A couple of changes we rather like. First, is the new multi-tone roof. Several automakers are now using Mini's trademark contrasting-color roof motif, so the brand came up with a new twist to differentiate itself from the herd: a tri-color roof that goes from dark blue to light blue to black. The wet-on-wet paint technique gives a nifty fade effect, and we hope Mini extends the option to colors other than blue. Speaking of colors, some of those you see in the associated photos are former special-edition hues that are now part of the regular color palette. The Piano Black package is expanded to include a blacked-out grille surround, head- and tail-light surrounds, badges, door handles, fuel filler cap, and exhaust tips.

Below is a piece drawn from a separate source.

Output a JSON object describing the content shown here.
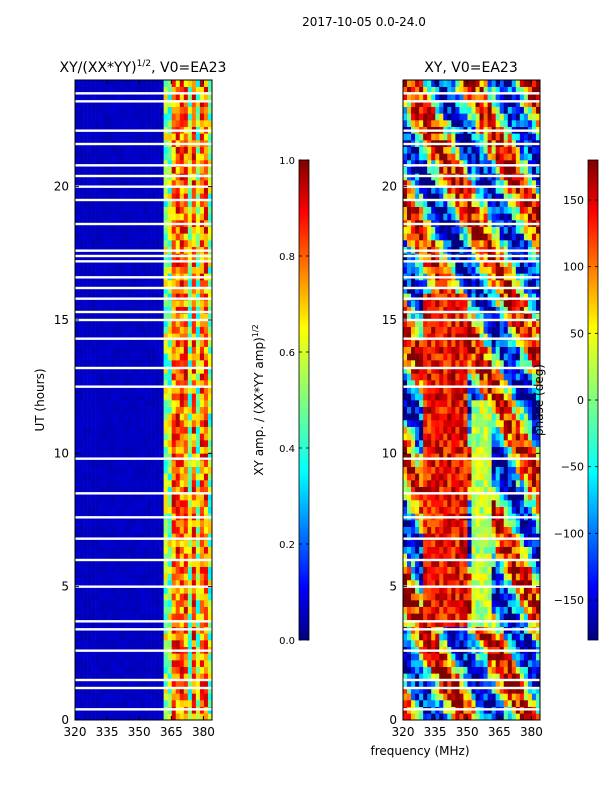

The news gets better on the inside. The Hardtop, Convertible, and Hardtop Cooper SE all get a reshaped dash with modified air vents. The digital instrument cluster is now standard, too, as is an 8.8-inch touchscreen infotainment system, which now includes standard Apple CarPlay compatibility on navigation-equipped models. There's still no Android Auto functionality, though. The steering wheel is revised and now offers optional heating, and there are a couple of new upholstery choices. Incidentally, Mini plans to port many of these interior updates to the 2022 Clubman and Countryman, as well.

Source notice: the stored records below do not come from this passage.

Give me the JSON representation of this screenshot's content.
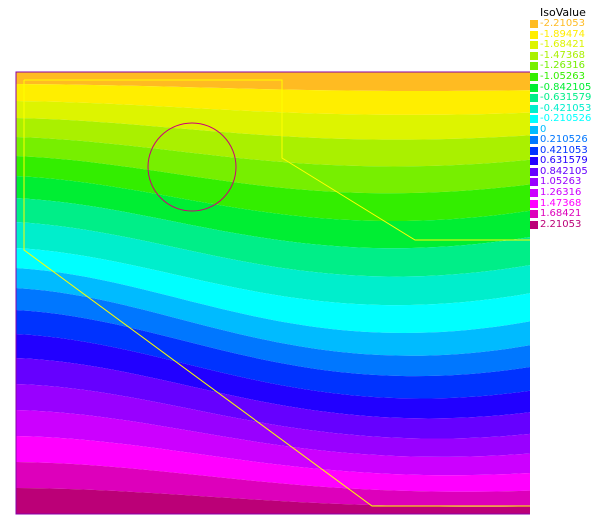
{
  "legend": {
    "title": "IsoValue",
    "entries": [
      {
        "label": "-2.21053",
        "color": "#ffbb22"
      },
      {
        "label": "-1.89474",
        "color": "#ffee00"
      },
      {
        "label": "-1.68421",
        "color": "#ddf400"
      },
      {
        "label": "-1.47368",
        "color": "#aaf000"
      },
      {
        "label": "-1.26316",
        "color": "#77ef00"
      },
      {
        "label": "-1.05263",
        "color": "#33ee00"
      },
      {
        "label": "-0.842105",
        "color": "#00ee33"
      },
      {
        "label": "-0.631579",
        "color": "#00ee88"
      },
      {
        "label": "-0.421053",
        "color": "#00eecc"
      },
      {
        "label": "-0.210526",
        "color": "#00ffff"
      },
      {
        "label": "0",
        "color": "#00bbff"
      },
      {
        "label": "0.210526",
        "color": "#0077ff"
      },
      {
        "label": "0.421053",
        "color": "#0033ff"
      },
      {
        "label": "0.631579",
        "color": "#2200ff"
      },
      {
        "label": "0.842105",
        "color": "#6600ff"
      },
      {
        "label": "1.05263",
        "color": "#9900ff"
      },
      {
        "label": "1.26316",
        "color": "#cc00ff"
      },
      {
        "label": "1.47368",
        "color": "#ff00ff"
      },
      {
        "label": "1.68421",
        "color": "#dd00bb"
      },
      {
        "label": "2.21053",
        "color": "#bb0077"
      }
    ]
  },
  "colors": {
    "frame": "#8800aa",
    "boundary": "#ffff00",
    "circle": "#cc0077"
  }
}
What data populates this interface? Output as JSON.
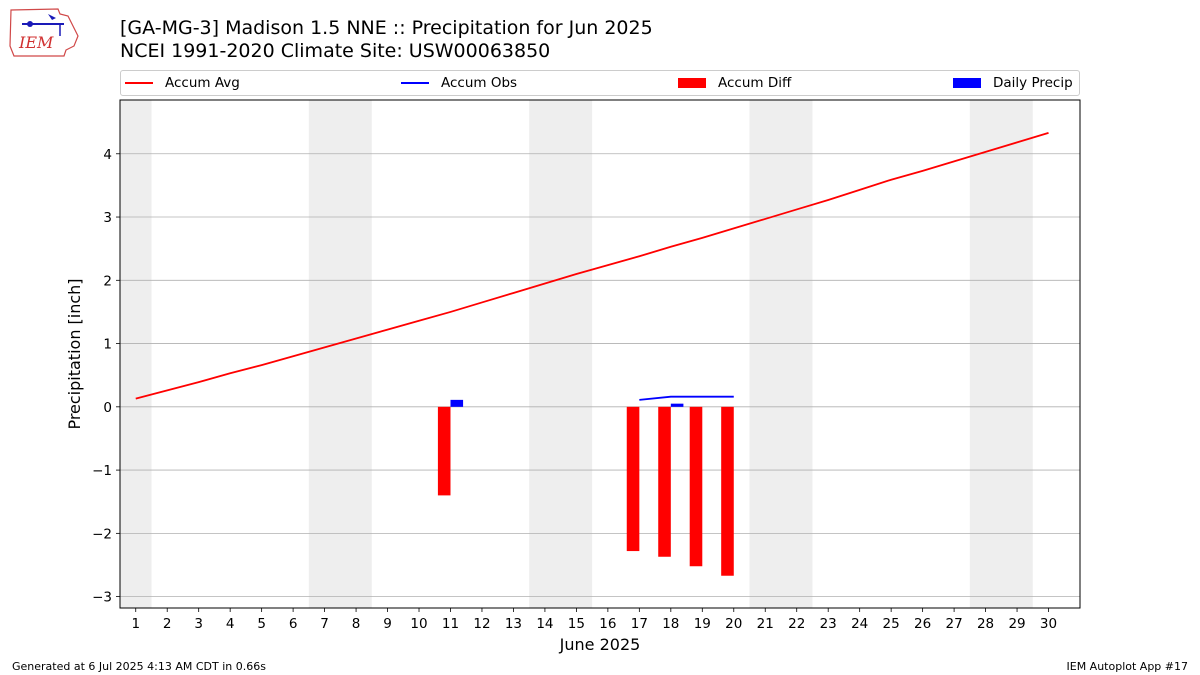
{
  "header": {
    "title_line1": "[GA-MG-3] Madison 1.5 NNE :: Precipitation for Jun 2025",
    "title_line2": "NCEI 1991-2020 Climate Site: USW00063850"
  },
  "logo": {
    "text": "IEM"
  },
  "legend": [
    {
      "label": "Accum Avg",
      "kind": "line",
      "color": "#ff0000"
    },
    {
      "label": "Accum Obs",
      "kind": "line",
      "color": "#0000ff"
    },
    {
      "label": "Accum Diff",
      "kind": "box",
      "color": "#ff0000"
    },
    {
      "label": "Daily Precip",
      "kind": "box",
      "color": "#0000ff"
    }
  ],
  "footer": {
    "left": "Generated at 6 Jul 2025 4:13 AM CDT in 0.66s",
    "right": "IEM Autoplot App #17"
  },
  "chart_data": {
    "type": "bar",
    "xlabel": "June 2025",
    "ylabel": "Precipitation [inch]",
    "xlim": [
      0.5,
      31
    ],
    "ylim": [
      -3.18,
      4.85
    ],
    "x_ticks": [
      1,
      2,
      3,
      4,
      5,
      6,
      7,
      8,
      9,
      10,
      11,
      12,
      13,
      14,
      15,
      16,
      17,
      18,
      19,
      20,
      21,
      22,
      23,
      24,
      25,
      26,
      27,
      28,
      29,
      30
    ],
    "y_ticks": [
      -3,
      -2,
      -1,
      0,
      1,
      2,
      3,
      4
    ],
    "grid": "horizontal",
    "legend_position": "top",
    "weekend_shading": [
      [
        0.5,
        1.5
      ],
      [
        6.5,
        8.5
      ],
      [
        13.5,
        15.5
      ],
      [
        20.5,
        22.5
      ],
      [
        27.5,
        29.5
      ]
    ],
    "series": [
      {
        "name": "Accum Avg",
        "type": "line",
        "color": "#ff0000",
        "x": [
          1,
          2,
          3,
          4,
          5,
          6,
          7,
          8,
          9,
          10,
          11,
          12,
          13,
          14,
          15,
          16,
          17,
          18,
          19,
          20,
          21,
          22,
          23,
          24,
          25,
          26,
          27,
          28,
          29,
          30
        ],
        "values": [
          0.13,
          0.26,
          0.39,
          0.53,
          0.66,
          0.8,
          0.94,
          1.08,
          1.22,
          1.36,
          1.5,
          1.65,
          1.8,
          1.95,
          2.1,
          2.24,
          2.38,
          2.53,
          2.67,
          2.82,
          2.97,
          3.12,
          3.27,
          3.43,
          3.59,
          3.73,
          3.88,
          4.03,
          4.18,
          4.33
        ]
      },
      {
        "name": "Accum Obs",
        "type": "line",
        "color": "#0000ff",
        "x": [
          17,
          18,
          19,
          20
        ],
        "values": [
          0.11,
          0.16,
          0.16,
          0.16
        ]
      },
      {
        "name": "Accum Diff",
        "type": "bar",
        "color": "#ff0000",
        "x": [
          11,
          17,
          18,
          19,
          20
        ],
        "values": [
          -1.4,
          -2.28,
          -2.37,
          -2.52,
          -2.67
        ]
      },
      {
        "name": "Daily Precip",
        "type": "bar",
        "color": "#0000ff",
        "x": [
          11,
          18
        ],
        "values": [
          0.11,
          0.05
        ]
      }
    ]
  }
}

There are some notable developments to pricing for the smallest Mini models. Most, including all three trims (Classic, Signature, and Iconic) of the basic Cooper, are up by $500, giving the least-expensive Cooper variant (two-door Hardtop Cooper Classic) a base price of $23,400. The JCW Signature is up by $1,000 in Hardtop form and $750 as a Convertible. The electric Cooper SE's price, however, is unchanged for the third year in a row ($30,400), as are those of the Cooper S Signature and Iconic, as well as that of the top-line JCW Iconic.
Production of the 2022 Mini Hardtop, Convertible, and Hardtop Cooper SE is scheduled to begin in March, and the cars will go on sale as soon as they land on dealer lots—most likely by the middle of April. We think the interior upgrades are worth the wait, but if you don't like the look of the new Mini, then you better grab a 2021 model while you still can.